It is a challenging open problem to construct an explicit 1-factorization of the bipartite Kneser graph $H(v,t)$, which contains as vertices all t-element and $(v-t)$-element subsets of $[v]:=\{1,\dots ,v\}$ (where $v>2t$) and an edge between any two vertices when one is a subset of the other. In this paper, for the special case where $t=2$ and v is an odd prime power, we construct such 1-factorizations using perpendicular arrays. We also revisit two known 1-factorizations of $H(2t+1,t)$ – the lexical factorization and modular factorization. Among other results, we give interesting alternative definitions of these 1-factorizations and design an optimal algorithm for computing the lexical factorization.

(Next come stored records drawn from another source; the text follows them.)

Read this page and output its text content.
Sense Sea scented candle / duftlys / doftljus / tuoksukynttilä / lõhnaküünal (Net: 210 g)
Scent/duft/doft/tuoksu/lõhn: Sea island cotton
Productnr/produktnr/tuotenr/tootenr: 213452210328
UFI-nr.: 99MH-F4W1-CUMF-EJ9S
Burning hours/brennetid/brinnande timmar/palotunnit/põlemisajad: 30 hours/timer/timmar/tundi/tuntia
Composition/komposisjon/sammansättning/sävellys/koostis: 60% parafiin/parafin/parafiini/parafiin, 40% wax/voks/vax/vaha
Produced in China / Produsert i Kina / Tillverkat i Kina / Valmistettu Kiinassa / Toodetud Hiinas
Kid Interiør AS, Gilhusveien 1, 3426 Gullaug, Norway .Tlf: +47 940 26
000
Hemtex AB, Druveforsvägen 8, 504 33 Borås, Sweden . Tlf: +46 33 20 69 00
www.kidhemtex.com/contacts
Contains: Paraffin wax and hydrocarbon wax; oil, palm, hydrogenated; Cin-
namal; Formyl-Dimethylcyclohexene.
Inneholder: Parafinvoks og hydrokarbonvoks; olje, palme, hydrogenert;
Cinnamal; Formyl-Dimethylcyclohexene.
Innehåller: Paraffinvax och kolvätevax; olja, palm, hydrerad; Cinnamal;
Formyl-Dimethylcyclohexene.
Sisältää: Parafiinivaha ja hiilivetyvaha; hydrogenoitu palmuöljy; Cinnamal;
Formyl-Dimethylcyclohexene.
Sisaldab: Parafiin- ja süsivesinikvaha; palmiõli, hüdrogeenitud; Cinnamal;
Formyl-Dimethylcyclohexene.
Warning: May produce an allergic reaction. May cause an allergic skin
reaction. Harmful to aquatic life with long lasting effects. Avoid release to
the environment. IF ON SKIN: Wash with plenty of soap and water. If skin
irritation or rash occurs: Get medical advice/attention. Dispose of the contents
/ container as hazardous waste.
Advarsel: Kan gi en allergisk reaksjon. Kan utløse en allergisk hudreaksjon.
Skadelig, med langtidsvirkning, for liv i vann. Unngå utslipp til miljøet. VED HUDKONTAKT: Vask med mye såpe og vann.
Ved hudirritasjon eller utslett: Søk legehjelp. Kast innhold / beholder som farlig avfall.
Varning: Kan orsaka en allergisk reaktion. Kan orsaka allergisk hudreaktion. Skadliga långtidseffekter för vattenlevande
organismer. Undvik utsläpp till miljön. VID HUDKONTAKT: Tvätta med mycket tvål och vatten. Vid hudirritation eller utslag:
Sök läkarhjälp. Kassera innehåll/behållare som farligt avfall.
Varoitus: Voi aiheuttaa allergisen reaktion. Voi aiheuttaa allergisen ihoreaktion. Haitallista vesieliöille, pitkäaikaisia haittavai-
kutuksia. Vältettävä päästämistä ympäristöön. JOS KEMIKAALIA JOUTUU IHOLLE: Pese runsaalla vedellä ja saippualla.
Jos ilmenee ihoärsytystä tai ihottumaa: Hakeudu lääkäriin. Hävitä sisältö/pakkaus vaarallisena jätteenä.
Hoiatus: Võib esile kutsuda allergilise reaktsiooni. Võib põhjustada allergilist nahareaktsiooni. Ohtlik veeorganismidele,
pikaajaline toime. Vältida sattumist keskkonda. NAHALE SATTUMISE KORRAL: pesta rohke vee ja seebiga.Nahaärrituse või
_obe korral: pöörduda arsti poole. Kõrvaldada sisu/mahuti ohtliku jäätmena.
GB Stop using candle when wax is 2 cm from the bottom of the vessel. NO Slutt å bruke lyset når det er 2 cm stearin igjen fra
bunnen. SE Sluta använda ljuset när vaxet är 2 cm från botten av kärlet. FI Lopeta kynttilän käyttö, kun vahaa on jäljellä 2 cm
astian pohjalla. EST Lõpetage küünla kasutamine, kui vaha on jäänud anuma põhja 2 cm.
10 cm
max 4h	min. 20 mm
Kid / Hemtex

构造二分式Kne​​ser图的显式1因子分解是一个充满挑战的开放问题 $H（v，Ť）$，其中包含所有t元素和$（v-Ť）$的元素子集 $[v]：=\{\mathrm{1个}，\dots ，v\}$ （哪里 $v>2Ť$）和两个顶点之间的边（当一个顶点是另一个顶点的子集时）。在本文中，对于特殊情况，$Ť=2$和v是一个奇素数功率，我们使用垂直阵列构造这样1-因式分解。我们还回顾了两个已知的1因式分解$H（2Ť+\mathrm{1个}，Ť）$–词汇分解和模块化分解。在其他结果中，我们给出了这些1分解的有趣定义，并设计了一种用于计算词汇分解的最佳算法。